Organic Tomato & Bell Peppers
The Effect of Super-oxygenated Water Supplied by Drip Irrigation on Vegetable Production.
May Farm, CSA, Minnesota | Summer 2007
Prepared by: A.H. Markhart for Ovation Science
Materials and Methods
The second year of a two year study focused on one heirloom tomato variety, Brandywine, and a one purple sweet pepper. All plants were grown according to USDA National Organic Standards in soil under a 30 by 90 foot high tunnel at the May Farm, Marine on St. Croix, MN. In the fall of 2006 chickens were grazed in the hoop and an early crop of salad greens were produced in the spring of 2007 by the farmer. The high tunnel was divided into 7 long rows. Counting from the north rows 2 and 3 were used for pepper production and rows 5 and 6 were used for tomato production. Row one was left empty, row 4 was planted in basil, and row 7 in German giant tomatoes. All water was supplied by drip irrigation tape buried 3 to 4 inches. Plants were mulched with 8 inches of straw to control weeds. A fish emulsion fertilizer applied at transplant. No other fertility of pest control was applied. Irrigation water was supplied from an on-site well that delivered water that varied in oxygen concentration from 4% of saturation to 20% of saturation during the growing season.

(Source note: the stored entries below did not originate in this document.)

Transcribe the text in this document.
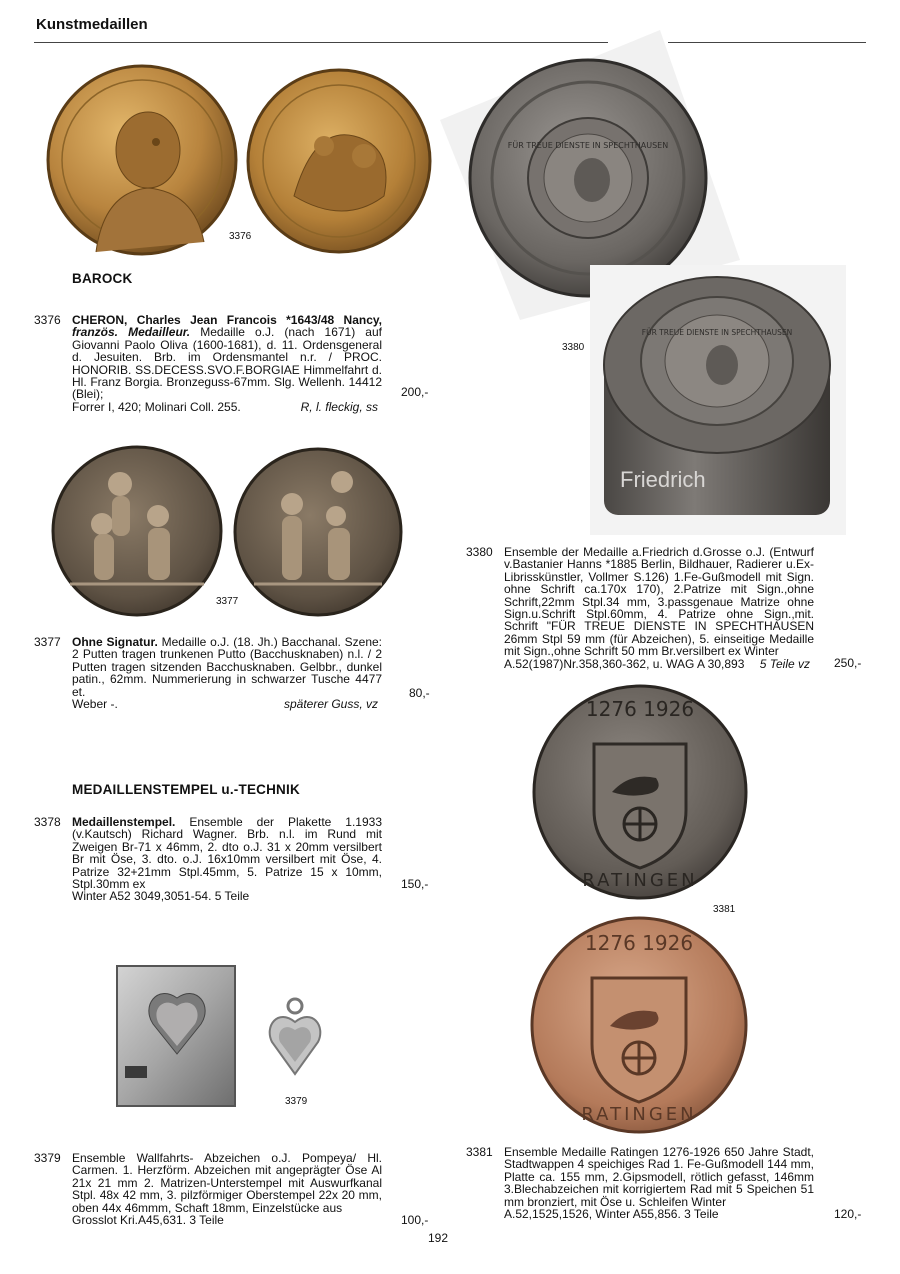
Kunstmedaillen
3376
BAROCK
3376 CHERON, Charles Jean Francois *1643/48 Nancy, französ. Medailleur. Medaille o.J. (nach 1671) auf Giovanni Paolo Oliva (1600-1681), d. 11. Ordensgeneral d. Jesuiten. Brb. im Ordensmantel n.r. / PROC. HONORIB. SS.DECESS.SVO.F.BORGIAE Himmelfahrt d. Hl. Franz Borgia. Bronzeguss-67mm. Slg. Wellenh. 14412 (Blei);
Forrer I, 420; Molinari Coll. 255.	R, l. fleckig, ss
200,-
3377
3377 Ohne Signatur. Medaille o.J. (18. Jh.) Bacchanal. Szene: 2 Putten tragen trunkenen Putto (Bacchusknaben) n.l. / 2 Putten tragen sitzenden Bacchusknaben. Gelbbr., dunkel patin., 62mm. Nummerierung in schwarzer Tusche 4477 et.
Weber -.	späterer Guss, vz
80,-
MEDAILLENSTEMPEL u.-TECHNIK
3378 Medaillenstempel. Ensemble der Plakette 1.1933 (v.Kautsch) Richard Wagner. Brb. n.l. im Rund mit Zweigen Br-71 x 46mm, 2. dto o.J. 31 x 20mm versilbert Br mit Öse, 3. dto. o.J. 16x10mm versilbert mit Öse, 4. Patrize 32+21mm Stpl.45mm, 5. Patrize 15 x 10mm, Stpl.30mm ex
Winter A52 3049,3051-54. 5 Teile
150,-
3379
3379 Ensemble Wallfahrts- Abzeichen o.J. Pompeya/ Hl. Carmen. 1. Herzförm. Abzeichen mit angeprägter Öse Al 21x 21 mm 2. Matrizen-Unterstempel mit Auswurfkanal Stpl. 48x 42 mm, 3. pilzförmiger Oberstempel 22x 20 mm, oben 44x 46mmm, Schaft 18mm, Einzelstücke aus
Grosslot Kri.A45,631. 3 Teile	100,-
FÜR TREUE DIENSTE IN SPECHTHAUSEN
FÜR TREUE DIENSTE IN SPECHTHAUSEN
Friedrich
3380
3380 Ensemble der Medaille a.Friedrich d.Grosse o.J. (Entwurf v.Bastanier Hanns *1885 Berlin, Bildhauer, Radierer u.Ex-Librisskünstler, Vollmer S.126) 1.Fe-Gußmodell mit Sign. ohne Schrift ca.170x 170), 2.Patrize mit Sign.,ohne Schrift,22mm Stpl.34 mm, 3.passgenaue Matrize ohne Sign.u.Schrift Stpl.60mm, 4. Patrize ohne Sign.,mit. Schrift "FÜR TREUE DIENSTE IN SPECHTHAUSEN 26mm Stpl 59 mm (für Abzeichen), 5. einseitige Medaille mit Sign.,ohne Schrift 50 mm Br.versilbert ex Winter
A.52(1987)Nr.358,360-362, u. WAG A 30,893 5 Teile vz 250,-
1276 1926
RATINGEN
3381
1276 1926
RATINGEN
3381 Ensemble Medaille Ratingen 1276-1926 650 Jahre Stadt, Stadtwappen 4 speichiges Rad 1. Fe-Gußmodell 144 mm, Platte ca. 155 mm, 2.Gipsmodell, rötlich gefasst, 146mm 3.Blechabzeichen mit korrigiertem Rad mit 5 Speichen 51 mm bronziert, mit Öse u. Schleifen Winter
A.52,1525,1526, Winter A55,856. 3 Teile	120,-
192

The irrigation stream was divided as it entered the hoop house. Half of the water was oxygenated to150% to 180% of saturation using two flow-through electrolysis units at a flow rate of 0.5 gallon per minute per unit. Control water was passed through equivalent lengths of tubing directly beside the oxygenation units. Water was then directed to drip tapes laid in a grid to provide eight blocks of treated and non-treated experimental units per vegetable variety. Each block consisted of 5 plants spaced at 16 -18 inches within the row and 4 feet between rows. The center three plants from each block were harvested and all fruit counted and weighed throughout the growing season. Tomato plants were trellised on strings attached to the high tunnel super-structure. Irrigation was applied per the wishes of the farmer to optimize performance. Plants were deemed adequately water and did not show signs of stress during the growing season. A windstorm the first week in August blew the plastic off the high-tunnel. The plants were exposed to the elements for 8 days before the plastic could be replaced. Fortunately, it did not rain during that time. The farmer was very pleased with the quality of the plant growth, and with the fruit quality and yield.
The 2007 oxygenators were a significant improvement over the 2006 models. Units were easy to install and maintain, desired flow rates were easily achieved with eye level mechanical flow regulators/meters. In 2006 the oxygenators suffered from significant accumulation of precipitates on the electrodes that degraded performance and required time consuming maintenance. New for 2007 was a voltage switching the devise that switched the polarity of direct current applied to the electrodes every 24 hours. This prevented electrode contamination and produced 150 to 180% oxygen throughout the growing season.
The oxygenators also increased the irrigation water several degrees and decreased the EC compared to the control water. The effect of either of these changes in water supply on plant growth are unknown, but were not negative in this experiment.
Plant Performance and Yield:
The first season using flow through oxygenators to increase the dissolved oxygen in drip irrigation water provided extremely useful information on both plant and equipment performance. The equipment was adequate to supply a 30 by 90 foot greenhouse with oxygenated water. Increased maintenance convenience and better ergonomics will produce a farm friendly technique for increasing the oxygen content of drip irrigated water. Although experimental and production issues resulted in a loss of statistical significance, the trends in plant performance were positive with increased yields in bell pepper and tomatoes and increased fruit size in peppers.